I’ve now been in the most healthy, functional relationship that I’ve ever been in for twelve months and in that time, I have put on 8kg, quit yoga (which formed the basis of my identity) and feel more supported by another human being than I ever have in my life. I have changed. A relationship is more than two lives together, it is a blending of habits, routines and ways of being with another person. It is an interesting shift from being single to partnered and it challenges us to look at ourselves and the other person with some depth.
Is it normal to put on weight in a new relationship? According to a study by Taheri et al, increase in body mass index was due to less sleep and certainly, my sleep habits have changed, not only sharing a bed but sexual activity has altered my sleeping habits. Certainly, he cooks wonderful food and feeds me much richer foods than I was eating. I was on a fairly routine diet which included sometimes not eating at all in the evenings and I was certainly exercising…well, differently than I was. I do not blame him at all for my weight gain or change in lifestyle, but it has made me wonder what is going on within me to allow this? Is there another reason?
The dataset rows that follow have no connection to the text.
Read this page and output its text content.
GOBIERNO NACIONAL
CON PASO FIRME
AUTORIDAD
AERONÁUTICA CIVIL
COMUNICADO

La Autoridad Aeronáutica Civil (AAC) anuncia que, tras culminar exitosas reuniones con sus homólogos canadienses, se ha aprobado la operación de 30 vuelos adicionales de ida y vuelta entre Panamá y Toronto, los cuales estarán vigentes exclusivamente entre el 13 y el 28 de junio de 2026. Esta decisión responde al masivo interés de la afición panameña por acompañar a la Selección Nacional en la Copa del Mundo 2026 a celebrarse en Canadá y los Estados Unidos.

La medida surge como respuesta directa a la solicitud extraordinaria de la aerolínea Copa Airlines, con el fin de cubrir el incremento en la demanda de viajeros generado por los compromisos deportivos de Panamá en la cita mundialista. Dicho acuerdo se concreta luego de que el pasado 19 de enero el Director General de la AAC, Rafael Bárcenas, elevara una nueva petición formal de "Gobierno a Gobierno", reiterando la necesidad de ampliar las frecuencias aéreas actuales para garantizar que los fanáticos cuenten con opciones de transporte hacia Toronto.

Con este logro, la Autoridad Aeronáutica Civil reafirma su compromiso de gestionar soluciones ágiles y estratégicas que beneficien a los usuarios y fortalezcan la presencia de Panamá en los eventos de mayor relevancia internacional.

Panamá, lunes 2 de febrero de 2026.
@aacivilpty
Am I changing who I am for someone or am I protecting myself from being hurt? Am I putting up barriers for his love? In Louise L. Hay’s You Can Heal Your Life, extra fat is what we do in order to protect ourselves. But if anything, Kind Man (KM) makes me feel safe, he makes me feel supported and he makes me feel loved. However, I have changed a number of my behaviours and routines, particularly around diet and exercise in my efforts to accommodate this new “normal” in my life.
I have been in relationships where I changed who I was for a man, but this feels different. I don’t feel that he is changing me, per se, but I do feel like I am changing as a result of having him in my life and apart from the weight gain, it is a good change. I’m completely stripping back the layers of who I think I am and looking at who I was and who I want to be. Some of the activities that I was doing no longer were serving me, so I let them go. It just randomly coincided with his arrival into my life.
For most of my adult life I have been seeking a significant other, not having any conscious thought about what I would do when it arrived and now, I have someone who is willing to commit to me and my family for my entire life! I don’t need to seek anymore, yet there is still that space where the “seeking” energy sat. There is a space where much of my thoughts were directed and now, I’m not quite sure what to do with this new space in my head. So, I guess, I eat. I fill my mind up with worries about not being enough or other such nonsense. I create excuses why we shouldn’t be together when there is not ONE single reason why we should break up.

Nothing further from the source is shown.